Once he’s certain Tommy isn’t suffering from any serious affliction, he just the rest of the carrots and passes most of it to Wilbur, reserving a few to replant everything he’d harvested. “Eat up,” he says, when Wilbur doesn’t immediately do so.

Wilbur blinks. “What about you?” he says, touchingly mindful.

“My hunger isn’t too low yet,” Philza reassures. That might not make sense to the kid, mechanically speaking, but he’ll get the gist. “I’m sure there’s more food around here. Probably in a few of those bases,” he says, tipping his hat towards the looming towers scattered around.

Belatedly, Philza remembers that territorial disputes are a  _ thing _ here, but clearly Wilbur doesn’t remember anything about them, because he raises no concerns over being ambushed for trespassing.
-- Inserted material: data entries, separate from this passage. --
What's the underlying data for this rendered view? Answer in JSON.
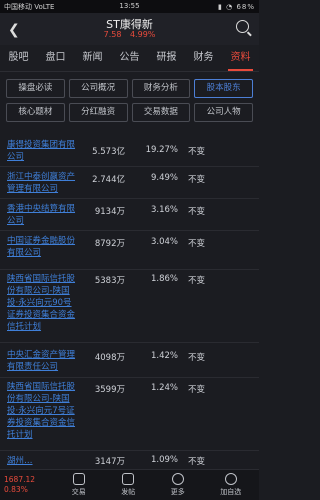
{
  "statusbar": {
    "carrier": "中国移动 VoLTE",
    "time": "13:55",
    "indicators": "▮ ◔ 68%"
  },
  "header": {
    "title": "ST康得新",
    "price": "7.58",
    "change_pct": "4.99%"
  },
  "tabs": [
    "股吧",
    "盘口",
    "新闻",
    "公告",
    "研报",
    "财务",
    "资料"
  ],
  "active_tab": 6,
  "subtabs": [
    "操盘必读",
    "公司概况",
    "财务分析",
    "股本股东",
    "核心题材",
    "分红融资",
    "交易数据",
    "公司人物"
  ],
  "active_subtab": 3,
  "holders": [
    {
      "name": "康得投资集团有限公司",
      "amount": "5.573亿",
      "pct": "19.27%",
      "change": "不变"
    },
    {
      "name": "浙江中泰创赢资产管理有限公司",
      "amount": "2.744亿",
      "pct": "9.49%",
      "change": "不变"
    },
    {
      "name": "香港中央结算有限公司",
      "amount": "9134万",
      "pct": "3.16%",
      "change": "不变"
    },
    {
      "name": "中国证券金融股份有限公司",
      "amount": "8792万",
      "pct": "3.04%",
      "change": "不变"
    },
    {
      "name": "陕西省国际信托股份有限公司-陕国投·永兴向元90号证券投资集合资金信托计划",
      "amount": "5383万",
      "pct": "1.86%",
      "change": "不变"
    },
    {
      "name": "中央汇金资产管理有限责任公司",
      "amount": "4098万",
      "pct": "1.42%",
      "change": "不变"
    },
    {
      "name": "陕西省国际信托股份有限公司-陕国投·永兴向元7号证券投资集合资金信托计划",
      "amount": "3599万",
      "pct": "1.24%",
      "change": "不变"
    },
    {
      "name": "湖州…",
      "amount": "3147万",
      "pct": "1.09%",
      "change": "不变"
    }
  ],
  "index": {
    "value": "1687.12",
    "change": "0.83%"
  },
  "bottom_nav": [
    {
      "label": "交易",
      "icon": "trade-icon"
    },
    {
      "label": "发帖",
      "icon": "post-icon"
    },
    {
      "label": "更多",
      "icon": "more-icon"
    },
    {
      "label": "加自选",
      "icon": "add-watchlist-icon"
    }
  ]
}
Philza doesn’t even know where the boundary lines are drawn, so he’ll have to rely on the excuse of being new and unallied to any side if someone catches him.

Wait—Wilbur and Tommy are still exiled, aren’t they? If they’re found by their enemies, whoever that entails… 
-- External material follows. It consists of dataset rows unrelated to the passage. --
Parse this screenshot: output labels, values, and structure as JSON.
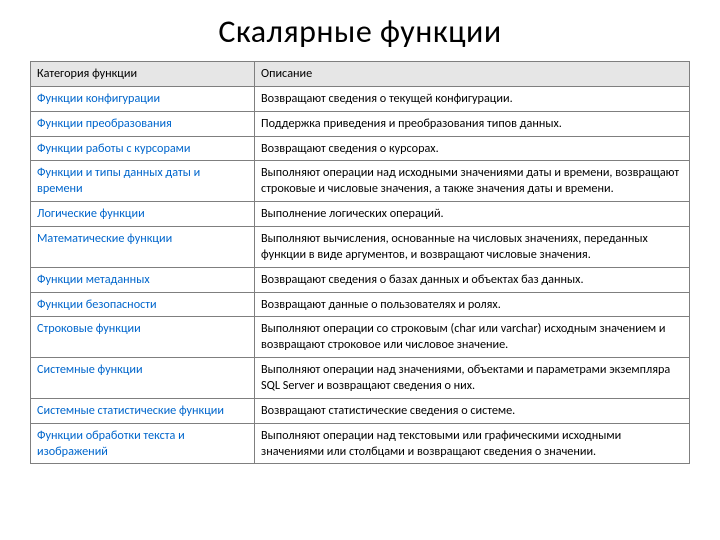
{
  "title": "Скалярные функции",
  "headers": {
    "col1": "Категория функции",
    "col2": "Описание"
  },
  "rows": [
    {
      "cat": "Функции конфигурации",
      "link": true,
      "desc": "Возвращают сведения о текущей конфигурации."
    },
    {
      "cat": "Функции преобразования",
      "link": true,
      "desc": "Поддержка приведения и преобразования типов данных."
    },
    {
      "cat": "Функции работы с курсорами",
      "link": true,
      "desc": "Возвращают сведения о курсорах."
    },
    {
      "cat": "Функции и типы данных даты и времени",
      "link": true,
      "desc": "Выполняют операции над исходными значениями даты и времени, возвращают строковые и числовые значения, а также значения даты и времени."
    },
    {
      "cat": "Логические функции",
      "link": true,
      "desc": "Выполнение логических операций."
    },
    {
      "cat": "Математические функции",
      "link": true,
      "desc": "Выполняют вычисления, основанные на числовых значениях, переданных функции в виде аргументов, и возвращают числовые значения."
    },
    {
      "cat": "Функции метаданных",
      "link": true,
      "desc": "Возвращают сведения о базах данных и объектах баз данных."
    },
    {
      "cat": "Функции безопасности",
      "link": true,
      "desc": "Возвращают данные о пользователях и ролях."
    },
    {
      "cat": "Строковые функции",
      "link": true,
      "desc": "Выполняют операции со строковым (char или varchar) исходным значением и возвращают строковое или числовое значение."
    },
    {
      "cat": "Системные функции",
      "link": true,
      "desc": "Выполняют операции над значениями, объектами и параметрами экземпляра SQL Server и возвращают сведения о них."
    },
    {
      "cat": "Системные статистические функции",
      "link": true,
      "desc": "Возвращают статистические сведения о системе."
    },
    {
      "cat": "Функции обработки текста и изображений",
      "link": true,
      "desc": "Выполняют операции над текстовыми или графическими исходными значениями или столбцами и возвращают сведения о значении."
    }
  ]
}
Philza glances to the name tags hovering loyally over their heads and sucks in a terse breath through his teeth. This could go belly-up  _ very _ quickly, if he isn’t careful.

Priorities. “Are you feeling any better now?” he asks. “We should probably get to shelter, first. Do you remember where your houses are, or where you live?” 

“Here?” Tommy says. “Or in the forest?”

A forest is probably not the best place to spend the night with a couple of children. “Maybe somewhere here,” Philza says. “It’s… not like anyone else is around.” As far as he can tell, that is. Time to just borrow a room somewhere and pray that nobody particularly violent or antagonistic finds them. “We’ll just take a quick look around, see what there is to see. I don’t suppose you’ve spotted Tubbo at any point, have you?”

They shake their heads. Finding him will be next on the agenda, then. Philza hopes he’ll locate the kid before night falls. Normally, Tubbo can handle himself just fine.

If whatever happened to Tommy and Wilbur happens to him, though—that’s a whole different barrel of fish.


	2. Chapter 2

Philza is starting to learn that a lot of buildings built here are all display and no interior. Several of the towers especially sit empty and sometimes even open, meaning any old mob could walk in if they were lucky enough. 

On the plus side, Philza gets to drag Tommy and Wilbur with him on an impromptu tour of the most customized areas of this world. The minus side is that it takes a while to find a suitable shelter he’d feel safe with leaving them at for a while, and if he waits any longer, it’ll get dark enough for mobs to start spawning in. 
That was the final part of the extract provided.